SPEAKER'S CORNER

Assocom, il processo di valutazione delle agenzie migliora la qualità della relazione col cliente


19.07.2013

In Italia il 46% delle aziende non ha un processo definito di valutazione e solo il 18% contro un 49% del campione internazionale pratica la valutazione su base semestrale

Si è tenuto ieri presso la sede milanese di Assocom il seminario sulla qualità della relazione cliente-agenzia: da tempo le agenzie lamentano il proliferare delle gare e la diminuzione di un vero rapporto di partnership con i loro clienti. Il seminario è stato gestito in partnership con Aprais, la società internazionale, che da dodici anni si occupa di processi di valutazione.

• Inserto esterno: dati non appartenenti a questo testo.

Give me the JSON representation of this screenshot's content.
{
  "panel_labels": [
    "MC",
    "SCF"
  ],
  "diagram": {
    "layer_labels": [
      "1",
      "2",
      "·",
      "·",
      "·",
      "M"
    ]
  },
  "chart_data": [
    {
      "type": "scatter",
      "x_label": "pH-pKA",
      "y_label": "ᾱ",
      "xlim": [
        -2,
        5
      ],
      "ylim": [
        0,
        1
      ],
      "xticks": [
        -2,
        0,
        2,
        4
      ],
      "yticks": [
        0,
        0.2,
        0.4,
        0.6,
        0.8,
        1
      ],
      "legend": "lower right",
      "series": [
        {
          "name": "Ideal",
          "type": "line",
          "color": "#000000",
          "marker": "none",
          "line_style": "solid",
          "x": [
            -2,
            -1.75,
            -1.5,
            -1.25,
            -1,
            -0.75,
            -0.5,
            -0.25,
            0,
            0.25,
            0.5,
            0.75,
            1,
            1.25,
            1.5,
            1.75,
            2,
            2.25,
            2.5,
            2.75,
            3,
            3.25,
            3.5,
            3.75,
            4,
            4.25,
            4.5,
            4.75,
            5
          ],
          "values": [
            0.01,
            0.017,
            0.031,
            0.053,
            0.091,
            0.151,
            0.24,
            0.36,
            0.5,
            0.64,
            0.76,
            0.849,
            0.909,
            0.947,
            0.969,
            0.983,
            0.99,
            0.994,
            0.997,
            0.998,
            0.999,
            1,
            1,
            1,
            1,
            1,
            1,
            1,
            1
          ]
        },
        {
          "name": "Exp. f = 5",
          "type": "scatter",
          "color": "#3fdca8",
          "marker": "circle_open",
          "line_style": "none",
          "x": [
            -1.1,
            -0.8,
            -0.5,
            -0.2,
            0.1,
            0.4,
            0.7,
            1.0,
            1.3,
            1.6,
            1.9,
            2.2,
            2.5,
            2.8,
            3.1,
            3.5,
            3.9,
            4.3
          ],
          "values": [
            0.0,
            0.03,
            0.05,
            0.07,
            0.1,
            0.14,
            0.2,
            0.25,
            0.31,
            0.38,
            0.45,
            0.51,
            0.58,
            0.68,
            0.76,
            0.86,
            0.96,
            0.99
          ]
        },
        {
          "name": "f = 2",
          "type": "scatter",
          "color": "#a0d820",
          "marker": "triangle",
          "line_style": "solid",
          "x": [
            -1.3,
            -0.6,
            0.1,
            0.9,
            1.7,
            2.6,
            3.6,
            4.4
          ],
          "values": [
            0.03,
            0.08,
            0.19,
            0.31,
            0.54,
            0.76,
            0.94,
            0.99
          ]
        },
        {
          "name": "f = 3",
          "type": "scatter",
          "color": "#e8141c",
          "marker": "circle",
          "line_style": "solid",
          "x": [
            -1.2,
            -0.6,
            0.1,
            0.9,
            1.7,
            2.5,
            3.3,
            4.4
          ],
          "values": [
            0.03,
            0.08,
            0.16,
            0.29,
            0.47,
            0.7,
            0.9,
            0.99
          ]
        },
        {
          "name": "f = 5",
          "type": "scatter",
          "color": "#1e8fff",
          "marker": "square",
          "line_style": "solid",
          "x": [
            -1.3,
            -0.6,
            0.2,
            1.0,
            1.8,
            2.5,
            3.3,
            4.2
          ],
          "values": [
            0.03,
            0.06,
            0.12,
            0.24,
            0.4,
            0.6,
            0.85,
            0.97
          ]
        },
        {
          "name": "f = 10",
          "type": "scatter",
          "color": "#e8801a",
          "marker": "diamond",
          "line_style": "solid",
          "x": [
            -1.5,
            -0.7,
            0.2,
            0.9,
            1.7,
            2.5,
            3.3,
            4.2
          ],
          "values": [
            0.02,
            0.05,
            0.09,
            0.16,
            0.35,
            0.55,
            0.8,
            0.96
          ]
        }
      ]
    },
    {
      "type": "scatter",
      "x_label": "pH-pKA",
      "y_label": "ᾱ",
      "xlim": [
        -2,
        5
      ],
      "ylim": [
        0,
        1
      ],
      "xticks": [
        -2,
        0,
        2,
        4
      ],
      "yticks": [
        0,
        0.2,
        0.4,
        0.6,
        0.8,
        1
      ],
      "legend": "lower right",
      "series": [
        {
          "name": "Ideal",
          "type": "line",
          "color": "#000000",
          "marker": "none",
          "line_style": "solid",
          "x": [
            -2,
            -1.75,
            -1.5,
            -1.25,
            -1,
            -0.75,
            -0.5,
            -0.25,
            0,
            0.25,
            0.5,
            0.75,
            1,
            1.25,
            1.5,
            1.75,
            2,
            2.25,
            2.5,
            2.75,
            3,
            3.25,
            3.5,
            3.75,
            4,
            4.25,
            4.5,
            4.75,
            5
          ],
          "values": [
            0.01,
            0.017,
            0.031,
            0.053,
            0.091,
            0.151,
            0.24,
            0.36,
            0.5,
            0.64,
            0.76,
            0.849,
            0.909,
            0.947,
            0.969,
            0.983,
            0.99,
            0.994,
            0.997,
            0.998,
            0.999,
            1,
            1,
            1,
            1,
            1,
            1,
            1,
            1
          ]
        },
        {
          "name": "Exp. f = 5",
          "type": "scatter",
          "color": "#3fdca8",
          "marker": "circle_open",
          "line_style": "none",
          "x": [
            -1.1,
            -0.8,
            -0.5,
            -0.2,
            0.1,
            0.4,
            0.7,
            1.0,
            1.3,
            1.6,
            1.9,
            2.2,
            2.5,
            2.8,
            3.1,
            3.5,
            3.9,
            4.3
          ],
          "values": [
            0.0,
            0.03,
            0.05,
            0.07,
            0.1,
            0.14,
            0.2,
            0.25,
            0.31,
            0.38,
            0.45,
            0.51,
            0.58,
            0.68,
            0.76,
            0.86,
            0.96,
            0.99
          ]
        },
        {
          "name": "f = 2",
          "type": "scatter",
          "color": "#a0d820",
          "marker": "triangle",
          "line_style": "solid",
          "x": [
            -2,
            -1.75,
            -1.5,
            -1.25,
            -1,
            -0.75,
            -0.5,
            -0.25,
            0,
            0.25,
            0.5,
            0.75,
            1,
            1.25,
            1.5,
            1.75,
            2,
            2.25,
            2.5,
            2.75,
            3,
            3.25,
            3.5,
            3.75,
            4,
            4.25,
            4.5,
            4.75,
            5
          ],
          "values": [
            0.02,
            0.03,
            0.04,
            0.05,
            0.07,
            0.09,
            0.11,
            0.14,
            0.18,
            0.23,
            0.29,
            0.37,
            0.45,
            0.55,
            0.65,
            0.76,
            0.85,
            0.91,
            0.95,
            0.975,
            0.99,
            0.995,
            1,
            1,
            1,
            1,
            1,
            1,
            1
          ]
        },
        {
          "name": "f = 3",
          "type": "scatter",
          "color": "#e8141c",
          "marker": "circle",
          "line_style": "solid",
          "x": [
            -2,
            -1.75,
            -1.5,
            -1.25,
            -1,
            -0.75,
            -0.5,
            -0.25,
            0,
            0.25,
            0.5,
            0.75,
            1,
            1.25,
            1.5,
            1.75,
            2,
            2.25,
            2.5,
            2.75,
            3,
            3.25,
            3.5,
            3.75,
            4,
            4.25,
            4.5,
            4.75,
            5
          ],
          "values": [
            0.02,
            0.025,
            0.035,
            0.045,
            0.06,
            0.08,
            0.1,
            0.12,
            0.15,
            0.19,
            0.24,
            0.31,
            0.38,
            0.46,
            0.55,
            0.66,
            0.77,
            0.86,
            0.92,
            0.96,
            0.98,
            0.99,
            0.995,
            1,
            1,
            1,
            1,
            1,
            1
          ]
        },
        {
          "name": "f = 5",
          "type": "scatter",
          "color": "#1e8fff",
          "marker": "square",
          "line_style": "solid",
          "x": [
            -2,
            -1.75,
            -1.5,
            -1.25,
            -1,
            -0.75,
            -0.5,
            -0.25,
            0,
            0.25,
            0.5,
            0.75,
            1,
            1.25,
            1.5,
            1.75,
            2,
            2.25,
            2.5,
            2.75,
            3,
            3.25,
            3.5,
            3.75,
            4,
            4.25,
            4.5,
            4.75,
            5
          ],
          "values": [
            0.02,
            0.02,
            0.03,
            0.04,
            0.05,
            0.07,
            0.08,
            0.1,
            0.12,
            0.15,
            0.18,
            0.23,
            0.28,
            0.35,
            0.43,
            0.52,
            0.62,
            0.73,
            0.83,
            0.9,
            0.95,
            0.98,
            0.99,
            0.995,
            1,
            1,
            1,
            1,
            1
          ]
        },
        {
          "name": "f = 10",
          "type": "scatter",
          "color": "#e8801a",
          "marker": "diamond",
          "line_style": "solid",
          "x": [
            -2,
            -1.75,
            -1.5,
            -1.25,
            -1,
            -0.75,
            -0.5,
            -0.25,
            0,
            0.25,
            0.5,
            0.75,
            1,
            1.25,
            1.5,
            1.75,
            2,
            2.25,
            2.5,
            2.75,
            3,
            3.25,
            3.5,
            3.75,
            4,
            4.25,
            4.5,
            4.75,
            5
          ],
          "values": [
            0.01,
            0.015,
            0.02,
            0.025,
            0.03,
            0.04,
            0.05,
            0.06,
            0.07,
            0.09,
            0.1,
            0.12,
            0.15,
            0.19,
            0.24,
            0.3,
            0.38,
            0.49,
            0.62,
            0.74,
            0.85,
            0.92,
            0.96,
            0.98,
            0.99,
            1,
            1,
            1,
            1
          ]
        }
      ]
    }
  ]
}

Erano presenti all’incontro Jeremy Caplin, ceo di Aprais Ltd. Worldwide e Renée Bernhard, presidente Aprais Italia. Aprais è riconosciuta dall’associazione internazionale che rappresenta le aziende committenti WFA, come best practice. Una recente ricerca svolta da WFA ha evidenziato come il 93% delle aziende considera importante un processo di valutazione delle loro agenzie e il 65% ritiene importante migliorare il processo di valutazione.

Il seminario è stato organizzato dopo un sondaggio online tra le aziende di comunicazione associate, che hanno fornito dati sulla pratica della valutazione cliente-agenzia e hanno affermato il loro interesse a intraprendere una pratica di valutazione periodica con tutti i loro clienti su base reciproca. Mettendo a confronto i risultati italiani con la ricerca WFA, si evidenzia che in Italia il 46% delle aziende non ha un processo definito di valutazione e solo il 18% contro un 49% del campione internazionale pratica la valutazione su base semestrale.

Quando esiste la valutazione, in Italia per il 67% è unilaterale, contro una media del 15% internazionale. I vantaggi di un processo strutturato e certificato di valutazione sono molteplici e vanno a favore delle agenzie, quanto delle aziende stesse, per una gestione trasparente e coerente dei rapporti con i clienti. Il benchmarking assicura la corretta interpretazione dei risultati, rende più equi gli obiettivi PBR, pay by results, e migliora la longevità di un rapporto professionale con un cliente perché mette in evidenza le problematiche in maniera tempestiva. Inoltre aiuta nel miglioramento dell’impegno e della motivazione del team di lavoro. “Sono contento che anche l’Italia è pronta a parlare di migliorare il rapporto tra agenzia e cliente per ottenere benefici reciproci – ha affermato Caplin -. Il successo che Aprais ha ottenuto in questo riguardo nell’ambito mondiale è possibile anche in Italia con la buona volontà e l’impegno di tutti”. L’iniziativa si inserisce nell’ambito dell’impegno preso da Assocom nei confronti dei suoi associati di evidenziare e migliorare il livello qualitativo delle aziende aderenti e sarà seguito dopo l’estate da altri incontri su temi condivisi.